März 26, 2026

Das Zentrum für Humangenetik optimiert Tumorbefunde für bessere Therapieentscheidungen

Das Zentrum für Humangenetik hat die Struktur seiner somatischen Tumorbefunde verbessert und dabei den Fokus gezielt auf Therapieempfehlungen gelegt. Die optimierten Befunde stellen die klinische Anwendbarkeit stärker in den Vordergrund und präsentieren Therapieoptionen in einer klaren Struktur. So können Onkologinnen und Onkologen relevante Informationen schneller erfassen und in Therapieentscheidungen überführen. Das Zentrum für Humangenetik setzt die neue Struktur der Befunde in allen genetischen Tumordiagnostik-Services ein: CancerPrecision®, CancerNeo®, CancerDetect®, CancerEssential® und CancerFusionRx®.

Fokus auf klinisch relevante Varianten

Die überarbeitete zentrale Ergebnistabelle konzentriert sich auf Therapieoptionen, die für die jeweilige Tumorentität verfügbar und relevant sind. Die Tabelle listet zusätzlich alle biologisch relevanten Treibermutationen sowie bekannte Resistenzmutationen auf, unabhängig davon, ob sie direkt mit konkreten Therapieoptionen verknüpft sind. Dieser selektivere Ansatz hebt klinisch relevante Biomarker hervor und ermöglicht gleichzeitig Einblicke in die Tumorbiologie. Er unterstützt Onkologinnen und Onkologen dabei, die vielversprechendsten und praktisch umsetzbaren Therapiestrategien zu identifizieren. Gleichzeitig bleibt der Befund umfassend und kann weiterhin als Grundlage für Off-Label-Therapien dienen. Ein strukturierter Anhang listet alle potenziell relevanten Biomarker und die zugehörigen Medikamente einschließlich der entsprechenden Zulassungskriterien auf.

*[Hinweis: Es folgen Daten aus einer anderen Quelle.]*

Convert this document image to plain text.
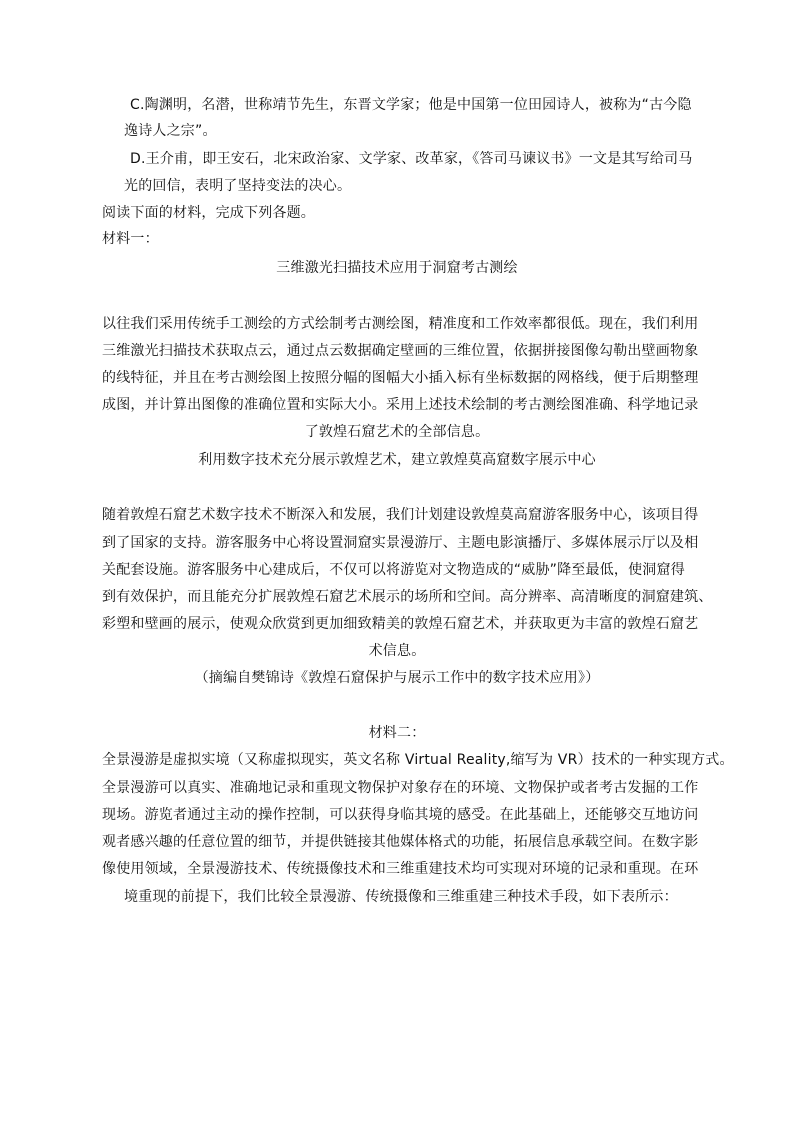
C.陶渊明，名潜，世称靖节先生，东晋文学家；他是中国第一位田园诗人，被称为“古今隐
逸诗人之宗”。
D.王介甫，即王安石，北宋政治家、文学家、改革家，《答司马谏议书》一文是其写给司马
光的回信，表明了坚持变法的决心。
阅读下面的材料，完成下列各题。
材料一：
三维激光扫描技术应用于洞窟考古测绘
以往我们采用传统手工测绘的方式绘制考古测绘图，精准度和工作效率都很低。现在，我们利用
三维激光扫描技术获取点云，通过点云数据确定壁画的三维位置，依据拼接图像勾勒出壁画物象
的线特征，并且在考古测绘图上按照分幅的图幅大小插入标有坐标数据的网格线，便于后期整理
成图，并计算出图像的准确位置和实际大小。采用上述技术绘制的考古测绘图准确、科学地记录
了敦煌石窟艺术的全部信息。
利用数字技术充分展示敦煌艺术，建立敦煌莫高窟数字展示中心
随着敦煌石窟艺术数字技术不断深入和发展，我们计划建设敦煌莫高窟游客服务中心，该项目得
到了国家的支持。游客服务中心将设置洞窟实景漫游厅、主题电影演播厅、多媒体展示厅以及相
关配套设施。游客服务中心建成后，不仅可以将游览对文物造成的“威胁”降至最低，使洞窟得
到有效保护，而且能充分扩展敦煌石窟艺术展示的场所和空间。高分辨率、高清晰度的洞窟建筑、
彩塑和壁画的展示，使观众欣赏到更加细致精美的敦煌石窟艺术，并获取更为丰富的敦煌石窟艺
术信息。
（摘编自樊锦诗《敦煌石窟保护与展示工作中的数字技术应用》）
材料二：
全景漫游是虚拟实境（又称虚拟现实，英文名称 Virtual Reality,缩写为 VR）技术的一种实现方式。
全景漫游可以真实、准确地记录和重现文物保护对象存在的环境、文物保护或者考古发掘的工作
现场。游览者通过主动的操作控制，可以获得身临其境的感受。在此基础上，还能够交互地访问
观者感兴趣的任意位置的细节，并提供链接其他媒体格式的功能，拓展信息承载空间。在数字影
像使用领域，全景漫游技术、传统摄像技术和三维重建技术均可实现对环境的记录和重现。在环
境重现的前提下，我们比较全景漫游、传统摄像和三维重建三种技术手段，如下表所示：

Klare Kategorisierung der Therapieoptionen

Der Anhang ist nun in drei Tabellen gegliedert, die die unterschiedlichen Grade der klinischen Anwendbarkeit widerspiegeln:

  • Tabelle 1 listet zugelassene Medikamente für die Tumorentität der Patientin oder des Patienten auf, bei denen die definierten Zulassungsbeschränkungen basierend auf den festgestellten Veränderungen erfüllt sind.
  • Tabelle 2 enthält zugelassene Medikamente für die Tumorentität, bei denen die Zulassungsbeschränkungen basierend auf den festgestellten Veränderungen nicht vollständig erfüllt sind.
  • Tabelle 3 listet Medikamente auf, die auf den festgestellten Veränderungen basieren und derzeit für andere Tumorentitäten zugelassen sind.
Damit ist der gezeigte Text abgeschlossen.